El prodigio fue que con todas esas preocupaciones enfermizas ocupando sus días y sus noches retuviera Westenholz hasta el final su libertad especulativa. Todo le interesaba, podía ser justo y hasta entusiasta en las cosas impersonales. Yo me beneficié de esta supervivencia de claridad mental: él se recreaba con mi filosofía, aunque no fuera capaz de asimilarla o vivir de acuerdo a ella; pero la mera idea de semejante síntesis le deleitaba; mi Reino de la verdad en particular suscitó su entusiasmo intelectual. En su confusión, atisbó la posibilidad de claridad y, como dijo su amigo Reichhardt, quedó magnéticamente hell begeistert , lleno de inspirada luz. 69

Al final de una carta enviada desde Cortina d’Ampezzo el 20 de julio de 1931, Santayana se despide de Westenholz así: «Quisiera poder transmitirte la calma, física y moral, de la que disfruto; pero solo puedo enviarte mis impotentes buenos deseos». Y, ocho años más tarde, anuncia su muerte a sus amigos con este comentario:

Hans Reichhardt me ha dado tardía noticia de que mi amigo Westenholz se suicidó el 5 de agosto […]. Vivimos en una época trágica pasada de moda.

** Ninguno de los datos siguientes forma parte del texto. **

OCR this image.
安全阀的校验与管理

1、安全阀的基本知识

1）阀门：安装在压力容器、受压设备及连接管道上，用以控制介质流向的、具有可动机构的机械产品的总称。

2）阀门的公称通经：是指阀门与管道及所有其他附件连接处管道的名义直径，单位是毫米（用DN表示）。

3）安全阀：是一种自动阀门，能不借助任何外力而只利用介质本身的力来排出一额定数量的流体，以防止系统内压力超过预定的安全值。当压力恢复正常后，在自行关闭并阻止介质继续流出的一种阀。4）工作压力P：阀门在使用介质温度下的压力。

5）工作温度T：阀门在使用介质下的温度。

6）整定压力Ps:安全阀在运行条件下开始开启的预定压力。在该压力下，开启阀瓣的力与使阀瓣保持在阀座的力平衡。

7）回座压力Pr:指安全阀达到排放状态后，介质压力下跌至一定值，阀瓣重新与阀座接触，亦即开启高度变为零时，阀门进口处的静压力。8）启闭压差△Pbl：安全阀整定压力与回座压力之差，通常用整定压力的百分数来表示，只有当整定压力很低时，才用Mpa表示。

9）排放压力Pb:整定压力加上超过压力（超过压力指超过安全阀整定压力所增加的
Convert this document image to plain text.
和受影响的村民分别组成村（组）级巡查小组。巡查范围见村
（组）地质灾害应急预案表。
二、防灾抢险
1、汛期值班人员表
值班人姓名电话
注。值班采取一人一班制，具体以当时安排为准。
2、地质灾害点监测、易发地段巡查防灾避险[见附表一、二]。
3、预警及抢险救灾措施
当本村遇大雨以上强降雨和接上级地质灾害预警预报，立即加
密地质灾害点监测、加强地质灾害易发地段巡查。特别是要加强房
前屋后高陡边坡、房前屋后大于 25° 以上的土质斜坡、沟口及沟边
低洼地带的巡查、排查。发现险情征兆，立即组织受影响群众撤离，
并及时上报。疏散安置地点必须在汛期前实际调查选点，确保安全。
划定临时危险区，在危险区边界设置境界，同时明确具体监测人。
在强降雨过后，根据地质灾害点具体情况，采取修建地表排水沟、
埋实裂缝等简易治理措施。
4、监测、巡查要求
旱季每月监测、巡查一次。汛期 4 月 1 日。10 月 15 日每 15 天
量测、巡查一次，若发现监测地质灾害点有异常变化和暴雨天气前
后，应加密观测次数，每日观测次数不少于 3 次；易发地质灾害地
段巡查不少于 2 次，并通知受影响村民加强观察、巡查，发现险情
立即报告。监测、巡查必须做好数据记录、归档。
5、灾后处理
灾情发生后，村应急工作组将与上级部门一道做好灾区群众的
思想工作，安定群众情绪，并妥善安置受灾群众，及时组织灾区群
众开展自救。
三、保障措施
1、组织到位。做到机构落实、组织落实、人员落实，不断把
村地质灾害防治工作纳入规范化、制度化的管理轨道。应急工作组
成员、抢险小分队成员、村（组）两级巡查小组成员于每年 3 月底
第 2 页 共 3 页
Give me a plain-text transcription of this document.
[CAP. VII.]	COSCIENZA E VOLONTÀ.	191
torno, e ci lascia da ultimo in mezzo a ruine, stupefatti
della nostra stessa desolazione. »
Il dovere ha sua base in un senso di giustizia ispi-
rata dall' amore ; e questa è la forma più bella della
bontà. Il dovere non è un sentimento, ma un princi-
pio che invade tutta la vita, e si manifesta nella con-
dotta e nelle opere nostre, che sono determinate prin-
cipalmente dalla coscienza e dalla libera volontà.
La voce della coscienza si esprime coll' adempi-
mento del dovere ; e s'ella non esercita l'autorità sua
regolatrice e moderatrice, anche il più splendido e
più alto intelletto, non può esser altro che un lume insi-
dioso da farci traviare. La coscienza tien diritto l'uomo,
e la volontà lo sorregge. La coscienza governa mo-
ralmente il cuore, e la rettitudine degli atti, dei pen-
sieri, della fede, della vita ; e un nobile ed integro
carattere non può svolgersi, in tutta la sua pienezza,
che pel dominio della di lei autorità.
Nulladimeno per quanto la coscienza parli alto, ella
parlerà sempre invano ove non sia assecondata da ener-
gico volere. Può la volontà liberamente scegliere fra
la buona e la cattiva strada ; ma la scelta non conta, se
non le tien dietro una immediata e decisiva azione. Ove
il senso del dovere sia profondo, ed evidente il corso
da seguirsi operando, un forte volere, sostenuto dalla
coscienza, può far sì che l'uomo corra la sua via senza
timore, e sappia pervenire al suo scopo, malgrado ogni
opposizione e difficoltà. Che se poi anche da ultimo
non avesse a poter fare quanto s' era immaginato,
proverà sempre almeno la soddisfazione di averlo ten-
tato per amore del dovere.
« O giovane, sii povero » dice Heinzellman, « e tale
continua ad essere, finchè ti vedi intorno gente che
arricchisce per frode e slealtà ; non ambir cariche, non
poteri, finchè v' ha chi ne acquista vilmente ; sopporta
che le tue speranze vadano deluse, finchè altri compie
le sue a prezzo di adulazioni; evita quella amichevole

Westenholz fue una persona inteligente y extraordinariamente bien formada, era omnívoro e incansable tras cualquier interés intelectual, pero toda su vida fue un neurasténico sin remedio y con problemas psicológicos, que se han convertido finalmente en una prolongada pesadilla. A mi edad, la muerte de los amigos no me impresiona mucho, hace tiempo que todos estaban muertos, socialmente, respecto a las cosas importantes; pero cerrar la vida es (como enseña Heidegger) redondearla, completarla; en cierto sentido, coloca la figura entera de un amigo más perfectamente ante uno de lo que su vida estuvo nunca cuando aún estaba sujeta a cambios 70.